Monday, September 24, 2007

Ontologi Tertawa

Banyak yang tidak menyadari, tertawa adalah hasil evolusi yang menyelamatkan manusia dari kepunahan. Tidak banyak makhluk hidup yang bisa tertawa. Selain manusia, hanya beberapa jenis monyet yang dapat digolongkan dapat ketawa. Terutama simpanse yang dapat tertawa dengan bunyi seperti ketawa manusia.


Selain berfungsi sebagai pelepas stress, tertawa juga berfungsi sebagai pencegah konflik. Primata, sudah mengembangkan teknik tertawa untuk pencegah konflik sejak 35 juta tahun lalu. Artinya, nenek moyang manusia dan kera, sudah menciptakan senjata ampuh untuk bertahan hidup. Pakar biologi manusia, prof Carsten Niemitz dari Berlin, mengatakan beberapa jenis primata mengembangkan bahasa tubuh dan mimik muka yang rumit, termasuk di dalamnya ketawa sejak puluhan juta tahun lalu. Tujuannya, mimik muka tertawa untuk mencegah agresivitas sesama jenis. Mana tindakan bersungguh-sungguh, dan mana tindakan yang cuma main-main, dibedakan oleh mimik muka yang rumit tsb. Nenek moyang manusia, dengan tertawa dapat menghindarkan pertumpahan darah di kelompoknya.

Dengan bahasa tubuh dan mimik muka bersahabat, perkembang biakan kelompok atau suku dapat dijamin. Terutama makhluk hidup yang mengenal tatanan sosial, memerlukan isyarat jelas untuk menunjukan sikap berhasabat. Misalnya saja, kelompok simpanse mengembangkan apa yang disebut mimik muka main-main.
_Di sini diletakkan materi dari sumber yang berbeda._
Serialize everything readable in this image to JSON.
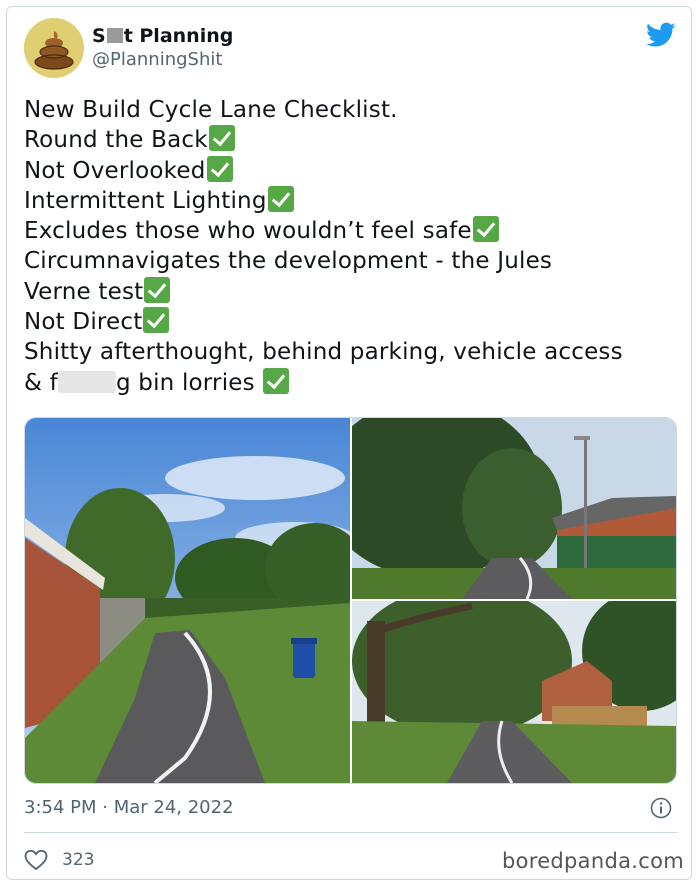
{
  "tweet": {
    "display_name_start": "S",
    "display_name_end": "t Planning",
    "handle": "@PlanningShit",
    "lines": {
      "l1": "New Build Cycle Lane Checklist.",
      "l2": "Round the Back",
      "l3": "Not Overlooked",
      "l4": "Intermittent Lighting",
      "l5": "Excludes those who wouldn’t feel safe",
      "l6": "Circumnavigates the development - the Jules",
      "l7": "Verne test",
      "l8": "Not Direct",
      "l9": "Shitty afterthought, behind parking, vehicle access",
      "l10a": "& f",
      "l10b": "g bin lorries "
    },
    "timestamp": "3:54 PM · Mar 24, 2022",
    "like_count": "323"
  },
  "icons": {
    "brand": "twitter-bird-icon",
    "check": "check-mark-icon",
    "info": "info-icon",
    "like": "heart-icon"
  },
  "colors": {
    "twitter_blue": "#1d9bf0",
    "check_green": "#56a745",
    "muted_text": "#536471"
  },
  "watermark": "boredpanda.com"
}
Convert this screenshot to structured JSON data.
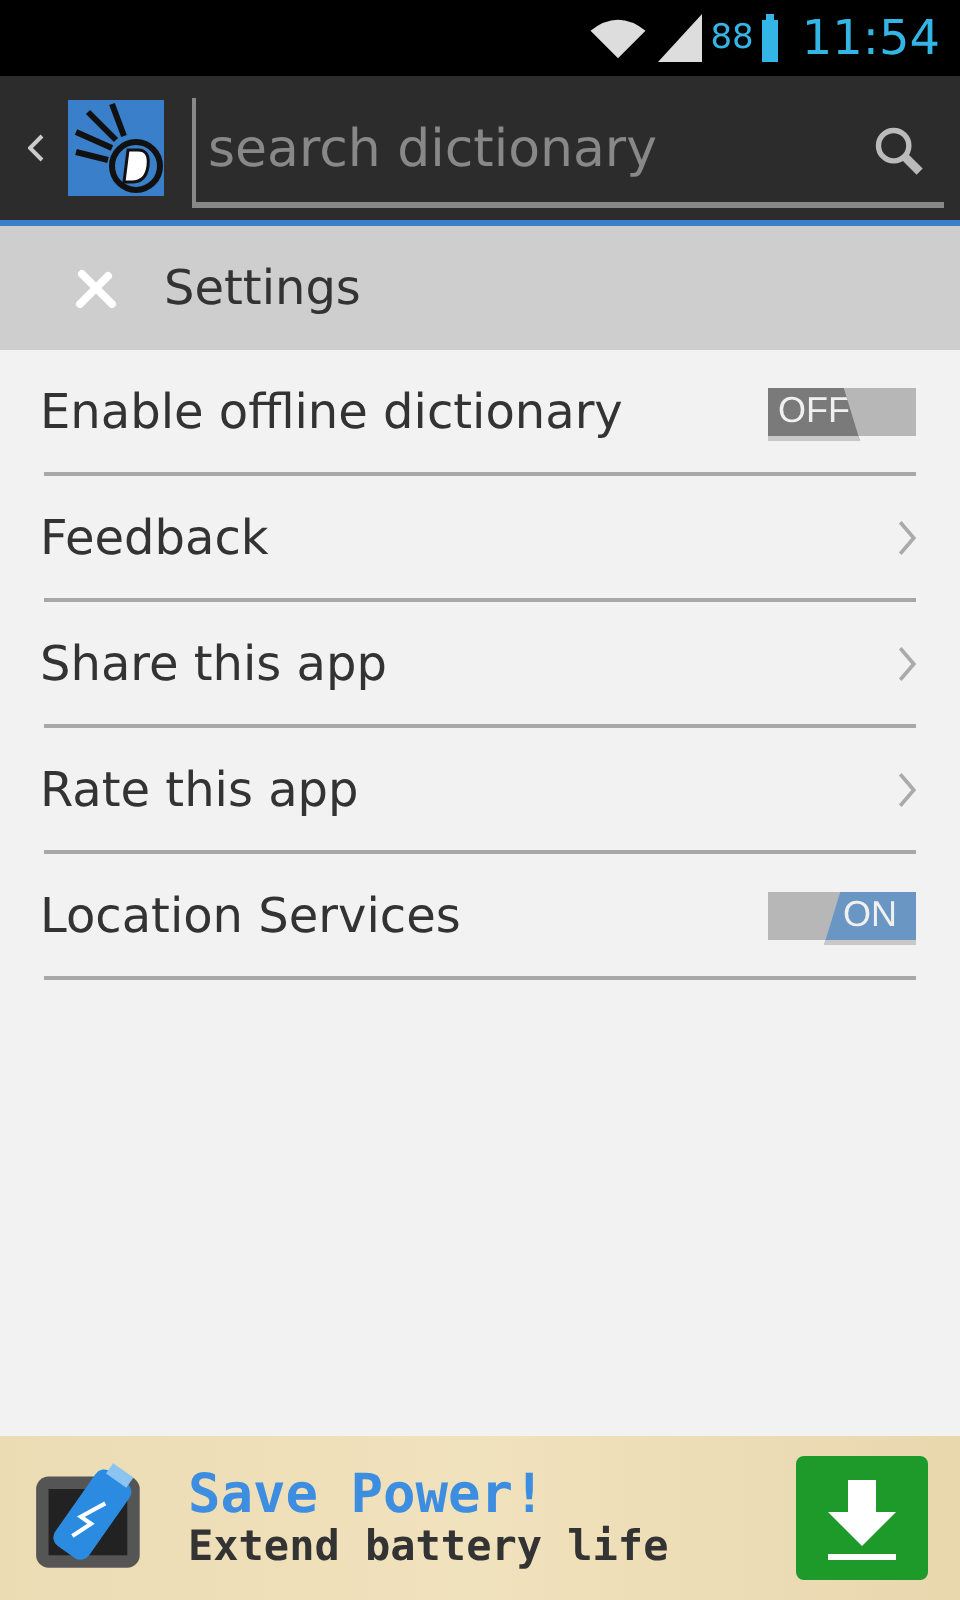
{
  "status_bar": {
    "battery_percent": "88",
    "time": "11:54"
  },
  "toolbar": {
    "search": {
      "placeholder": "search dictionary"
    }
  },
  "section": {
    "title": "Settings"
  },
  "settings": [
    {
      "kind": "toggle",
      "label": "Enable offline dictionary",
      "on": false,
      "state_text": "OFF"
    },
    {
      "kind": "link",
      "label": "Feedback"
    },
    {
      "kind": "link",
      "label": "Share this app"
    },
    {
      "kind": "link",
      "label": "Rate this app"
    },
    {
      "kind": "toggle",
      "label": "Location Services",
      "on": true,
      "state_text": "ON"
    }
  ],
  "ad": {
    "headline": "Save Power!",
    "tagline": "Extend battery life"
  }
}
Yakni mulut yang sedikit dibuka yang ditarik ke atas. Dengan dibarengi suara tertawa mirip ketawa manusia, simpanse bermain dengan simpanse lain di kelompoknya. Mimik muka dan bunyi tertawa mirip manusia, bukannya suatu kebetulan belaka. Pakar biologi perilaku dari Universitas Berlin, Prof.Dietmar Todt mengatakan, tertawa adalah semacam pola biologis untuk menunjukan sikap damai. Dengan itu, hierarki tidak lagi menjadi batasan kaku dan situasi tegang dicairkan. Yang juga amat menarik, dalam penelitiannya Prof. Niemeitz membuktikan, bahwa kelompok hierarki rendah atau kelompok betina, lebih sering tertawa dibanding kelompok hierarki atas atau jantan penguasa.
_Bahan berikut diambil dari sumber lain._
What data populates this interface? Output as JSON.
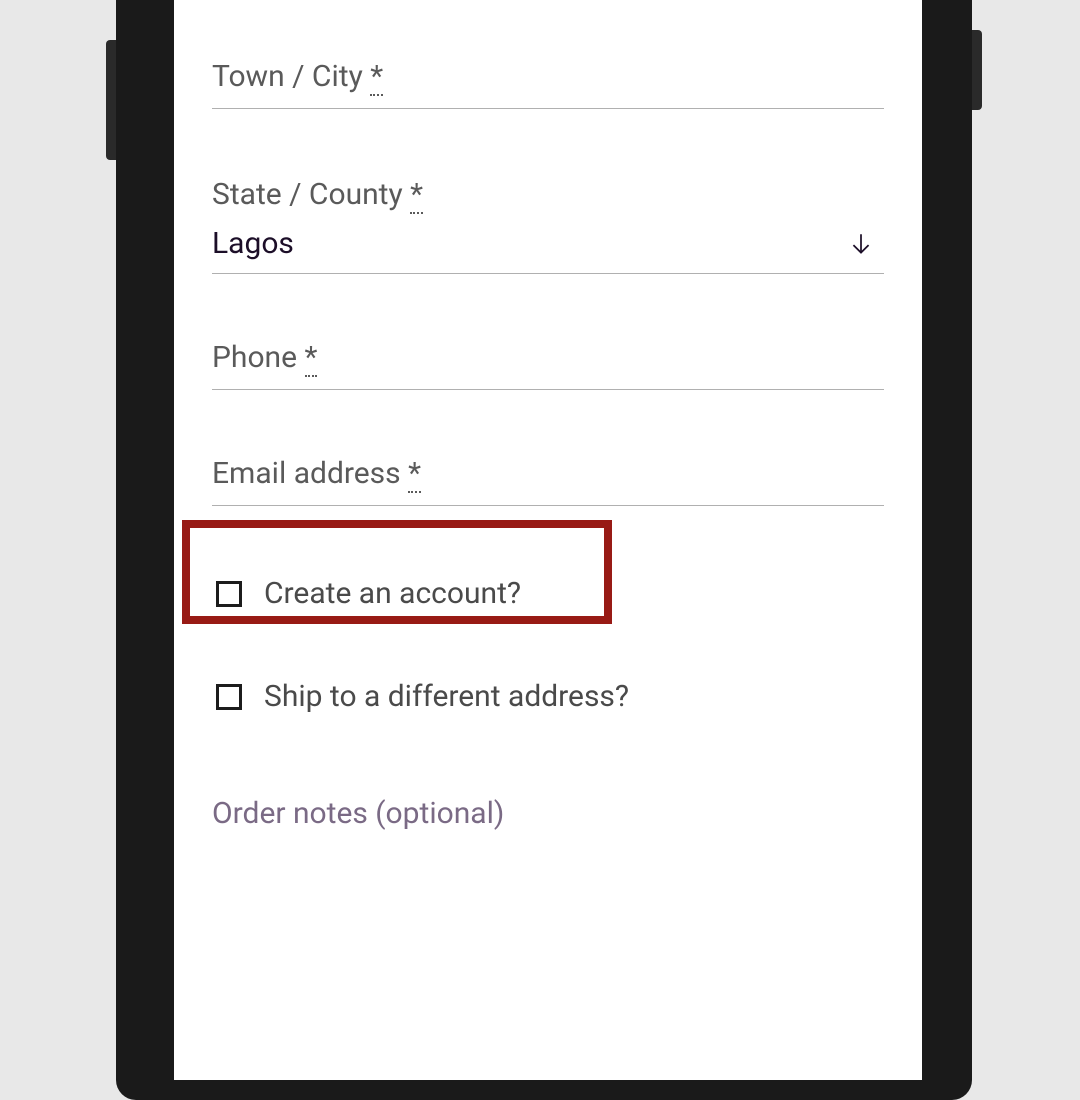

Dalam hal ini sikap bersahabat, menunjukan keberadaan hirarki lebih rendah dalam sebuah kelompok. Juga dalam masyarakat manusia yang kebanyakan bersifat patriakhat, perempuannya lebih banyak tertawan ketimbang lelaki. Dalam sejumlah ujicoba, prof Niemitz membuat rangkaian foto kerumunan manusia. Di hampir semua foto, terlihat para wanitanya lebih banyak menunjukan mimik muka bersahabat atau tersenyum. Perempuan ternyata lebih sering memanfaatkan senjata tertawa ini. Mereka juga lebih pandai memanfaatkan kelebihannya. Perempuan terutama tertawa untuk mengendalikan konflik. Misalnya saja dalam penelitian pasangan pria-wanita, kaum wanita seringkali mengkritik partnernya dibarengi senyuman atau ketawa. Dengan begitu, partner prianya tidak merasa dikritik, dan menerima kritik partner wanitanya.

Dalam evolusi, terbukti lagi bahwa kaum wanita adalah kelompok yang memiliki visi jauh ke masa depan. Mereka mampu meredam impuls agressif jauh lebih baik dari kelompok pria. Dengan demikian, kaum wanita dapat meningkatkan kemampuan kelompoknya untuk tetap bertahan hidup. Tentu saja ada perbedaan mendasar, antara manusia dengan keluarga primata yang menjalani cabang evolusi yang hampir sama. Sejauh ini, hanya manusia yang diketahui memiliki kemampuan berbicara. Dengan begitu, hanya manusia-lah yang dapat menceritakan humor atau lawakan, yang membuat orang lain tertawa. Prof.Niemitz mengatakan, manusia memperoleh berkah evolusi paling besar.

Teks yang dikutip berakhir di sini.